Since Excel is an object-oriented program (meaning that calculations must be completed in a physical location, before inserting a function, the user must select the cell they would like to add a formula to. For the purposes of this illustration, I will select the cell “C2”. When I select the Insert Function icon, an equals sign “=” is displayed in cell C2, and an Insert Function control panel is displayed.

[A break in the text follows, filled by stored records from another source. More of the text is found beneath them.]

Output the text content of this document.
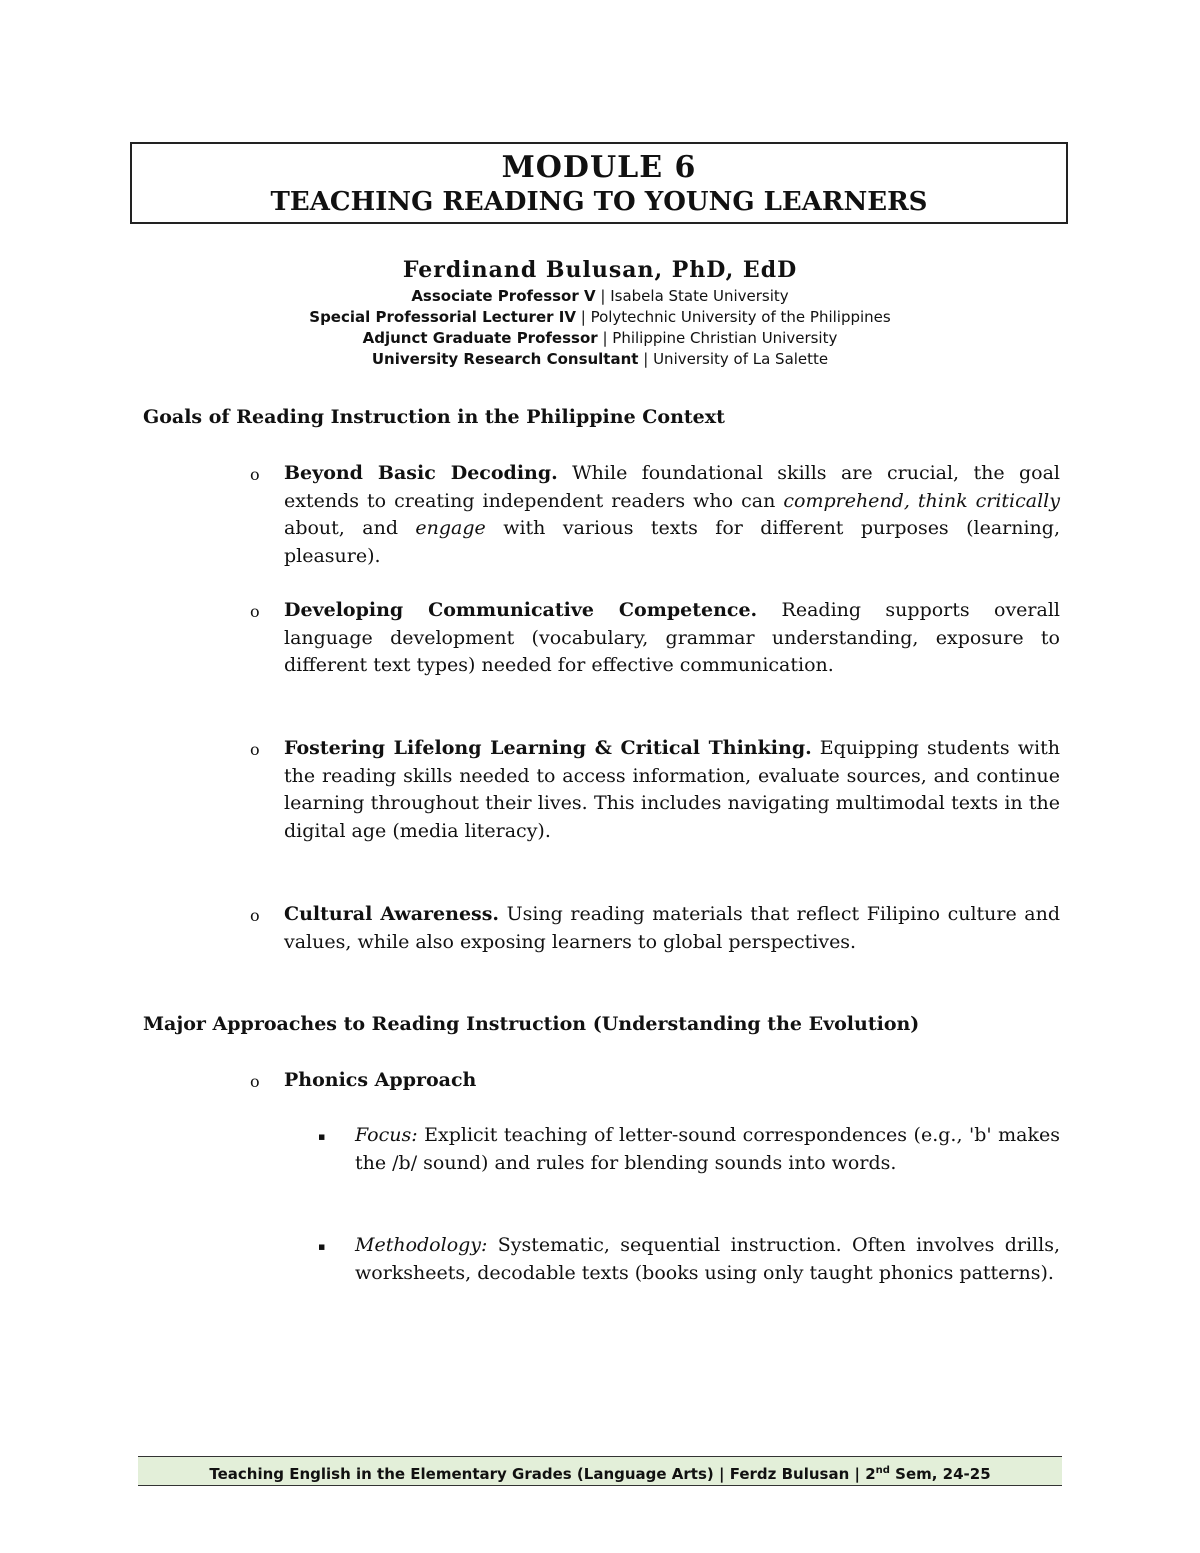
MODULE 6
TEACHING READING TO YOUNG LEARNERS
Ferdinand Bulusan, PhD, EdD
Associate Professor V | Isabela State University
Special Professorial Lecturer IV | Polytechnic University of the Philippines
Adjunct Graduate Professor | Philippine Christian University
University Research Consultant | University of La Salette
Goals of Reading Instruction in the Philippine Context
o Beyond Basic Decoding. While foundational skills are crucial, the goal extends to creating independent readers who can comprehend, think critically about, and engage with various texts for different purposes (learning, pleasure).
o Developing Communicative Competence. Reading supports overall language development (vocabulary, grammar understanding, exposure to different text types) needed for effective communication.
o Fostering Lifelong Learning & Critical Thinking. Equipping students with the reading skills needed to access information, evaluate sources, and continue learning throughout their lives. This includes navigating multimodal texts in the digital age (media literacy).
o Cultural Awareness. Using reading materials that reflect Filipino culture and values, while also exposing learners to global perspectives.
Major Approaches to Reading Instruction (Understanding the Evolution)
o Phonics Approach
▪ Focus: Explicit teaching of letter-sound correspondences (e.g., 'b' makes the /b/ sound) and rules for blending sounds into words.
▪ Methodology: Systematic, sequential instruction. Often involves drills, worksheets, decodable texts (books using only taught phonics patterns).
Teaching English in the Elementary Grades (Language Arts) | Ferdz Bulusan | 2nd Sem, 24-25
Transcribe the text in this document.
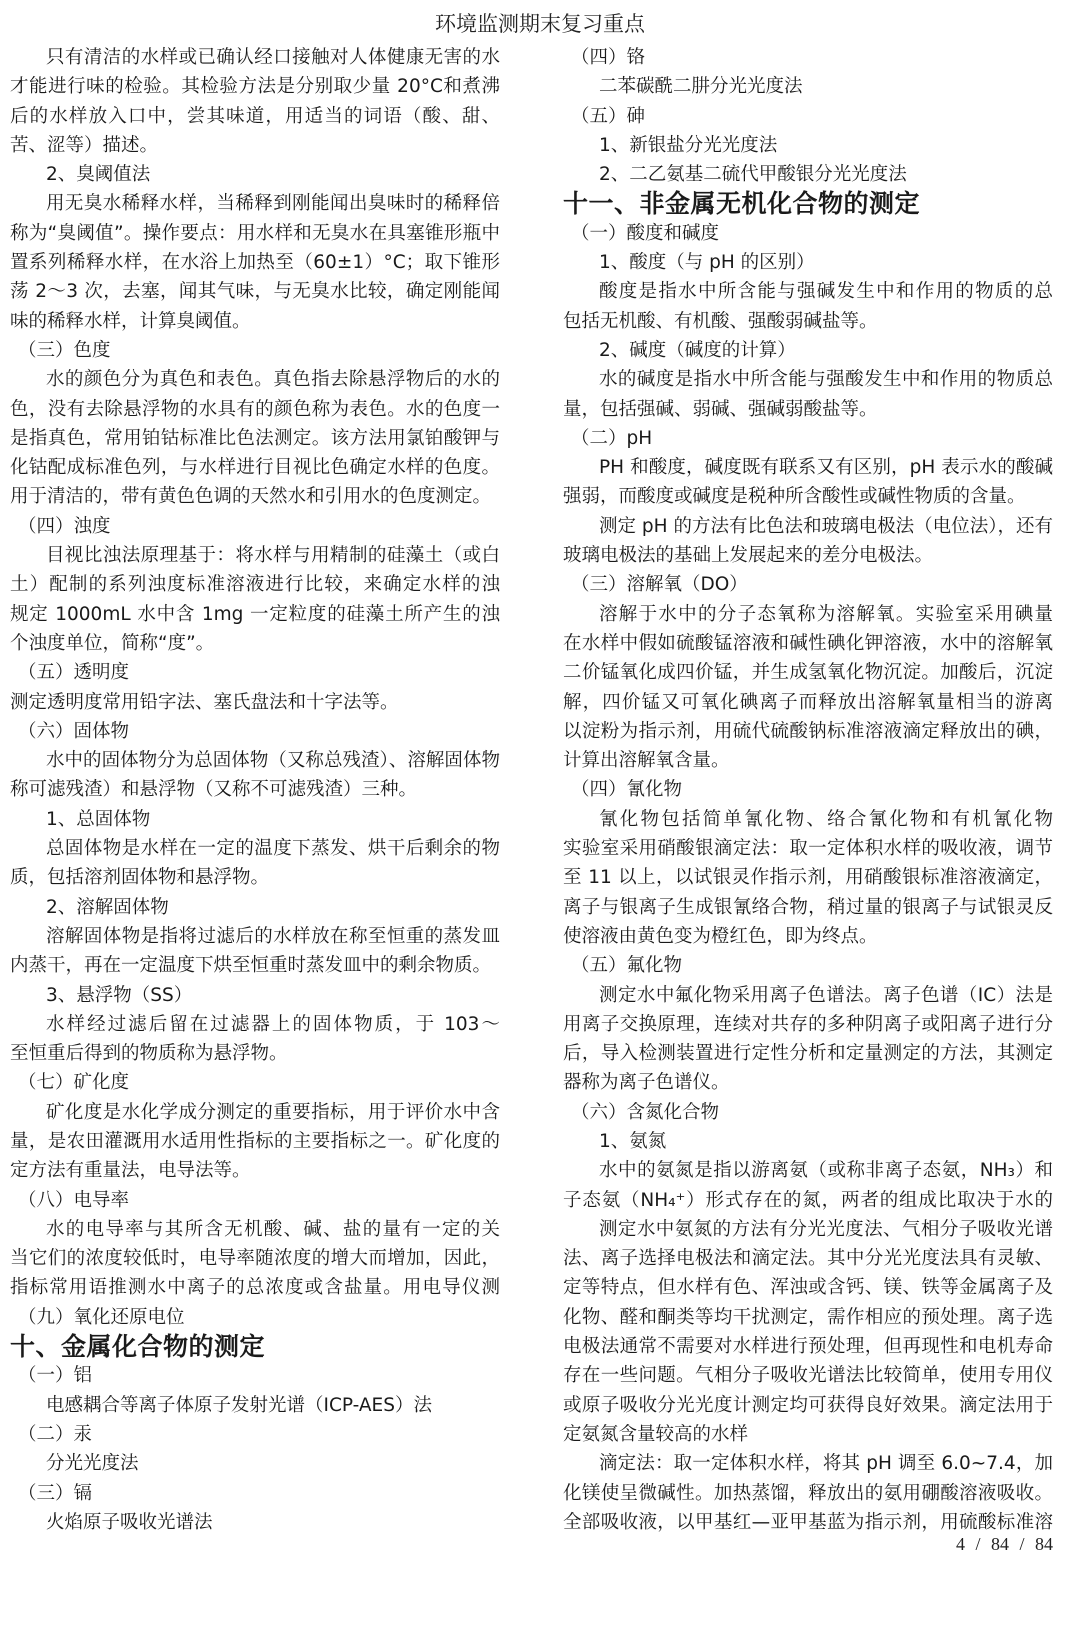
环境监测期末复习重点
只有清洁的水样或已确认经口接触对人体健康无害的水
才能进行味的检验。其检验方法是分别取少量 20°C和煮沸
后的水样放入口中，尝其味道，用适当的词语（酸、甜、
苦、涩等）描述。
2、臭阈值法
用无臭水稀释水样，当稀释到刚能闻出臭味时的稀释倍
称为“臭阈值”。操作要点：用水样和无臭水在具塞锥形瓶中
置系列稀释水样，在水浴上加热至（60±1）°C；取下锥形
荡 2～3 次，去塞，闻其气味，与无臭水比较，确定刚能闻
味的稀释水样，计算臭阈值。
（三）色度
水的颜色分为真色和表色。真色指去除悬浮物后的水的
色，没有去除悬浮物的水具有的颜色称为表色。水的色度一
是指真色，常用铂钴标准比色法测定。该方法用氯铂酸钾与
化钴配成标准色列，与水样进行目视比色确定水样的色度。
用于清洁的，带有黄色色调的天然水和引用水的色度测定。
（四）浊度
目视比浊法原理基于：将水样与用精制的硅藻土（或白
土）配制的系列浊度标准溶液进行比较，来确定水样的浊
规定 1000mL 水中含 1mg 一定粒度的硅藻土所产生的浊
个浊度单位，简称“度”。
（五）透明度
测定透明度常用铅字法、塞氏盘法和十字法等。
（六）固体物
水中的固体物分为总固体物（又称总残渣）、溶解固体物
称可滤残渣）和悬浮物（又称不可滤残渣）三种。
1、总固体物
总固体物是水样在一定的温度下蒸发、烘干后剩余的物
质，包括溶剂固体物和悬浮物。
2、溶解固体物
溶解固体物是指将过滤后的水样放在称至恒重的蒸发皿
内蒸干，再在一定温度下烘至恒重时蒸发皿中的剩余物质。
3、悬浮物（SS）
水样经过滤后留在过滤器上的固体物质，于 103～
至恒重后得到的物质称为悬浮物。
（七）矿化度
矿化度是水化学成分测定的重要指标，用于评价水中含
量，是农田灌溉用水适用性指标的主要指标之一。矿化度的
定方法有重量法，电导法等。
（八）电导率
水的电导率与其所含无机酸、碱、盐的量有一定的关
当它们的浓度较低时，电导率随浓度的增大而增加，因此，
指标常用语推测水中离子的总浓度或含盐量。用电导仪测
（九）氧化还原电位
十、金属化合物的测定
（一）铝
电感耦合等离子体原子发射光谱（ICP-AES）法
（二）汞
分光光度法
（三）镉
火焰原子吸收光谱法
（四）铬
二苯碳酰二肼分光光度法
（五）砷
1、新银盐分光光度法
2、二乙氨基二硫代甲酸银分光光度法
十一、非金属无机化合物的测定
（一）酸度和碱度
1、酸度（与 pH 的区别）
酸度是指水中所含能与强碱发生中和作用的物质的总
包括无机酸、有机酸、强酸弱碱盐等。
2、碱度（碱度的计算）
水的碱度是指水中所含能与强酸发生中和作用的物质总
量，包括强碱、弱碱、强碱弱酸盐等。
（二）pH
PH 和酸度，碱度既有联系又有区别，pH 表示水的酸碱
强弱，而酸度或碱度是税种所含酸性或碱性物质的含量。
测定 pH 的方法有比色法和玻璃电极法（电位法），还有
玻璃电极法的基础上发展起来的差分电极法。
（三）溶解氧（DO）
溶解于水中的分子态氧称为溶解氧。实验室采用碘量
在水样中假如硫酸锰溶液和碱性碘化钾溶液，水中的溶解氧
二价锰氧化成四价锰，并生成氢氧化物沉淀。加酸后，沉淀
解，四价锰又可氧化碘离子而释放出溶解氧量相当的游离
以淀粉为指示剂，用硫代硫酸钠标准溶液滴定释放出的碘，
计算出溶解氧含量。
（四）氰化物
氰化物包括简单氰化物、络合氰化物和有机氰化物
实验室采用硝酸银滴定法：取一定体积水样的吸收液，调节
至 11 以上，以试银灵作指示剂，用硝酸银标准溶液滴定，
离子与银离子生成银氰络合物，稍过量的银离子与试银灵反
使溶液由黄色变为橙红色，即为终点。
（五）氟化物
测定水中氟化物采用离子色谱法。离子色谱（IC）法是
用离子交换原理，连续对共存的多种阴离子或阳离子进行分
后，导入检测装置进行定性分析和定量测定的方法，其测定
器称为离子色谱仪。
（六）含氮化合物
1、氨氮
水中的氨氮是指以游离氨（或称非离子态氨，NH₃）和
子态氨（NH₄⁺）形式存在的氮，两者的组成比取决于水的
测定水中氨氮的方法有分光光度法、气相分子吸收光谱
法、离子选择电极法和滴定法。其中分光光度法具有灵敏、
定等特点，但水样有色、浑浊或含钙、镁、铁等金属离子及
化物、醛和酮类等均干扰测定，需作相应的预处理。离子选
电极法通常不需要对水样进行预处理，但再现性和电机寿命
存在一些问题。气相分子吸收光谱法比较简单，使用专用仪
或原子吸收分光光度计测定均可获得良好效果。滴定法用于
定氨氮含量较高的水样
滴定法：取一定体积水样，将其 pH 调至 6.0~7.4，加
化镁使呈微碱性。加热蒸馏，释放出的氨用硼酸溶液吸收。
全部吸收液，以甲基红—亚甲基蓝为指示剂，用硫酸标准溶
4 / 84 / 84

Using the Insert Function control panel, I can either navigate to the type of function I would like to use, or I can search for a function. For the purposes of this example, I would like to add the numbers “2” and “3” which are located in cell “A2” and “B2”. I search “add” because I want to add the two numbers together. Excel provides the “SUM” function as the option I think it wants. It also displays the formula that would be used along with a description of what it does. I agree with Excel that this is what I want to do, and click “OK”. Now a Function Arguments dialog box launches so I can correctly place the cells I would like to use in the equation.
Because I had the cell selected (C2) where I wanted the sum of A2 and B2 to be, Excel automatically placed the cell range to be added together in the Number1 area. It also shares with me the numbers in those two fields and what the answer would be. If I was adding multiple cells in different areas together, I could use the Number2 and Number3 fields as well. When I begin to enter a cell in Number3, another field will be created (Number4). When I think my calculation and formula are correct, I press “OK”.
Notice that the number “5” is correctly added in C2, and in the cell, the formula is shown in the formula bar. If I know the formula, I can also enter it manually via the keyboard into the formula bar as well. Remember to place a “=” sign first, and then the formula command, followed by the cells selected in brackets (). While this is a simple example, regardless of the complexity, formulas work the same.